Salzetti v. Backman

638 P.2d 543 (1981)

Edward R. SALZETTI and Paula Salzetti, Plaintiffs and Respondents,
v.
Thomas K. BACKMAN and Nickole Backman, Defendants and Appellants.

No. 17671.

Supreme Court of Utah.

November 18, 1981.

*544 Brent D. Ward, Salt Lake City, for defendants and appellants.

Boyd L. Jentzsch, Salt Lake City, for plaintiffs and respondents.

PER CURIAM:

This is an appeal from an order finding the defendants in contempt for failure to deposit rentals in a case involving a lease which wound up in a receivership. The defendants, by affidavit, pleaded inability to make the deposit because their assets were frozen, and the trial court refused to lift the contempt order for any period, temporary or permanent.

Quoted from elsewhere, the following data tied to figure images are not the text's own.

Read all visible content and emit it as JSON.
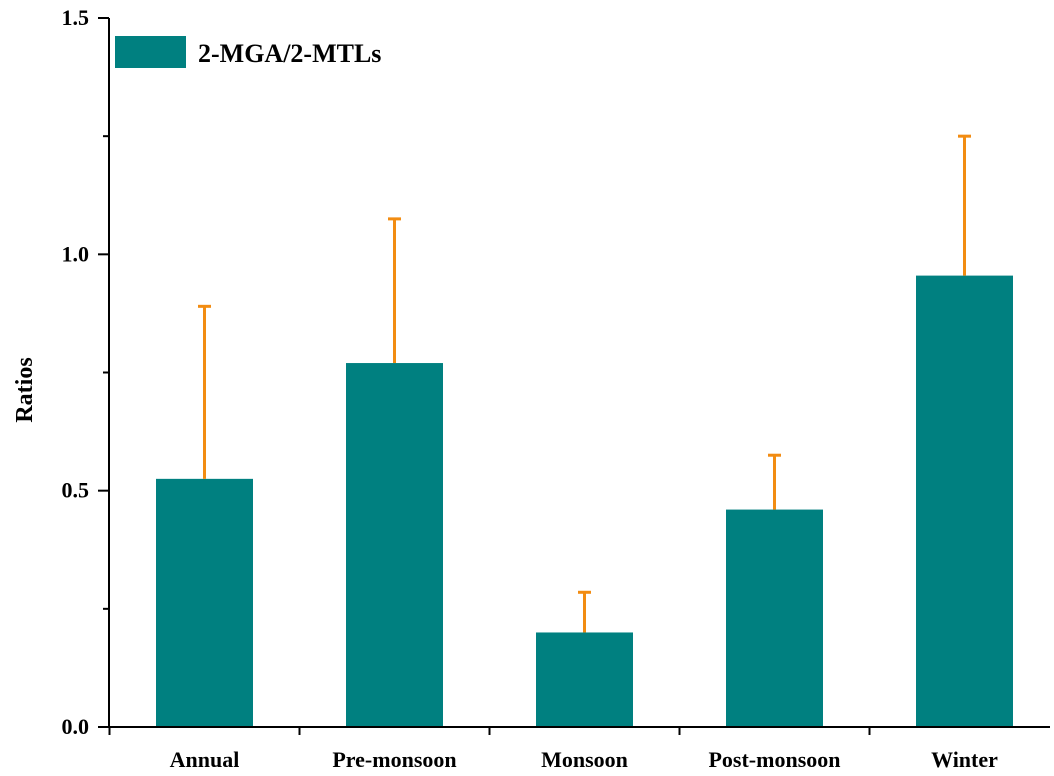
{
  "chart_data": {
    "type": "bar",
    "title": "",
    "xlabel": "",
    "ylabel": "Ratios",
    "ylim": [
      0.0,
      1.5
    ],
    "y_ticks": [
      "0.0",
      "0.5",
      "1.0",
      "1.5"
    ],
    "categories": [
      "Annual",
      "Pre-monsoon",
      "Monsoon",
      "Post-monsoon",
      "Winter"
    ],
    "series": [
      {
        "name": "2-MGA/2-MTLs",
        "values": [
          0.525,
          0.77,
          0.2,
          0.46,
          0.955
        ],
        "errors": [
          0.365,
          0.305,
          0.085,
          0.115,
          0.295
        ],
        "color": "#008080"
      }
    ],
    "error_bar_color": "#f28c12",
    "grid": false,
    "legend": {
      "placement": "top-left"
    }
  }
}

Defendants on appeal urge three points to support their request that this Court order the vacation of the contempt finding and decision:

1. That the order finding defendants in contempt is a "final" appealable order.[1] No one on appeal has urged otherwise. Defendants raise the issue apparently in anticipation that, being an "order," the question of whether it was appealable might be raised. Such concern is dispelled by Peterson v. Peterson.[2] The order is appealable.

2. That the evidence did not support the order of contempt. The proof standard in a case such as this was set forth in Thomas v. Thomas[3] as follows:

[I]n order to justify a finding of contempt and the imposition of a jail sentence, it must appear by clear and convincing proof that: (1), the party knew what was required of him; (2), that he had the ability to comply; and (3), that he wilfully and knowingly failed and refused to do so. [Citations omitted]

These three elements are factual questions which arguably could have been decided either way in the instant case, particularly the "ability to comply." Unless the evidence was clear and convincing that defendants had the ability to comply, reversal would be justified.[4] We need not reach that question, however, because of the dispositive nature of defendants' third point on appeal.

3. That the court did not memorialize its judgment by entering written findings of fact and conclusions, which was fatal to the enforceability of the contempt order. We agree. Based on the authority of Adams v. Adams,[5] we reverse the contempt order of March 2, 1981, and order its dismissal without prejudice.

Reversed and remanded. Costs on appeal to defendants.

NOTES

[1] Under U.C.A., 1953, 78-2-2.

[2] Utah, 530 P.2d 821 (1974), and cases cited therein.

[3] Utah, 569 P.2d 1119 (1977).

[4] Bradshaw v. Kershaw, Utah, 627 P.2d 528 (1981).

[5] 30 Utah 2d 121, 514 P.2d 536 (1973).